The U.N. General Assembly has approved a “defamation of religions” resolution in each of the three sessions from 2005 to 2007. The text always has been similar, and it always has had major support from Islamic nations with opposition from Western democracies, including the U.S.
“‘Incitement’ and ‘hatred’ are in the eye of the beholder – or more precisely, in the eye of those who make such determinations,” he continued. “The powerful can decide to silence the powerless by classifying their views as ‘hate speech.’ The Founding Fathers knew that the freedom of speech was an essential safeguard against tyranny: the ability to dissent, freely and publicly and without fear of imprisonment or other reprisal, is a cornerstone of any genuine republic. If some ideas cannot be heard and are proscribed from above, the ones in control are tyrants, however benevolent they may be.”
Eugene Volokh, who teaches free speech law, criminal law, tort law, religious freedom law and other subjects at UCLA, and also founded the Volokh Conspiracy weblog, said that the First Amendment protecting speech in the United States isn’t so secure all of a sudden.
“If the U.S. backs a resolution that urges the suppression of some speech, presumably we are taking the view that all countries – including the U.S. – should adhere to this resolution,” he said.
“If we are constitutionally barred from adhering to it by our domestic constitution, then we’re implicitly criticizing that constitution, and committing ourselves to do what we can to change it,” he said.
The administration, he opined, would “presumably be committed to filing amicus briefs supporting changes in First Amendment law to allow such punishment, and in principle perhaps the appointment of justices who would endorse such changes (or even the proposal of express constitutional amendments that would work such changes).”
The 57 member nations of the Organisation of the Islamic Conference have lobbied for the “anti-defamation” plan, which is based on the Cairo Declaration of Human Rights in Islam, since 1999. The Cairo declaration states “that all rights are subject to Shariah law, and makes Shariah law the only source of reference for human rights.”
The U.S. State Department also has found the proposal unpalatable.

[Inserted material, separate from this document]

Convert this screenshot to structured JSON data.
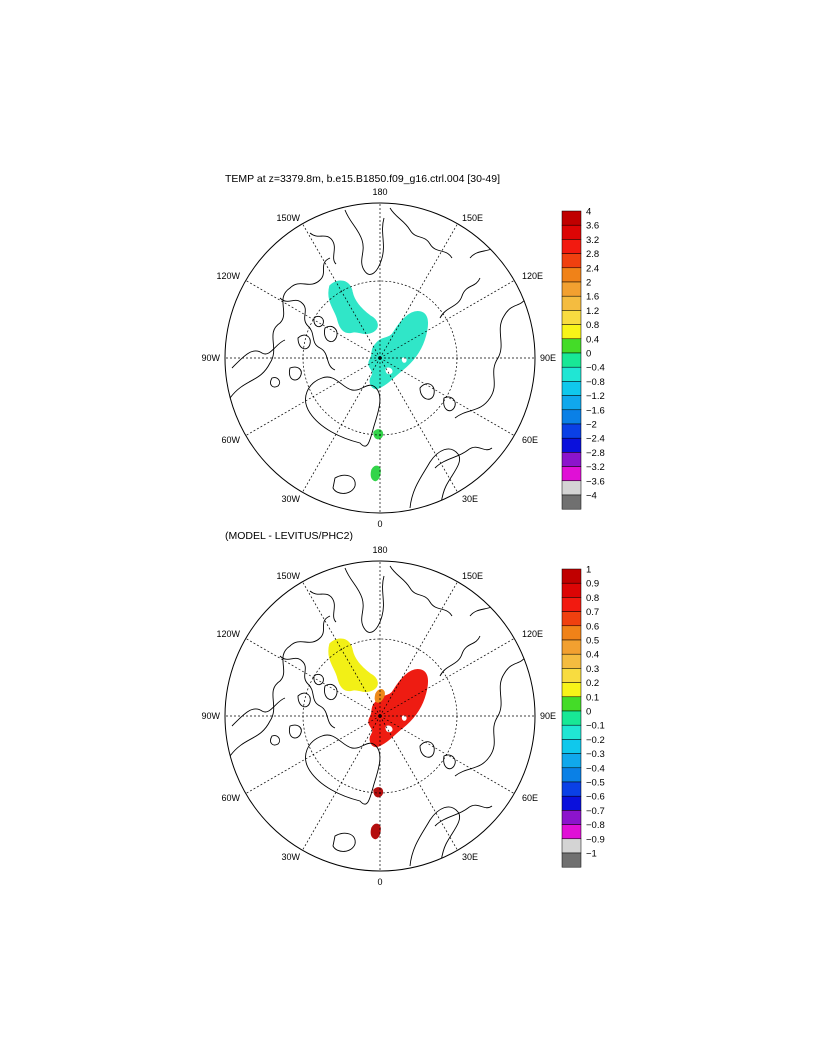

“This resolution is incomplete inasmuch as it fails to address the situation of all religions,” said a statement from Leonard Leo. “We believe that such inclusive language would have furthered the objective of promoting religious freedom. We also believe that any resolution on this topic must include mention of the need to change educational systems that promote hatred of other religions, as well as the problem of state-sponsored media that negatively targets any one religion.”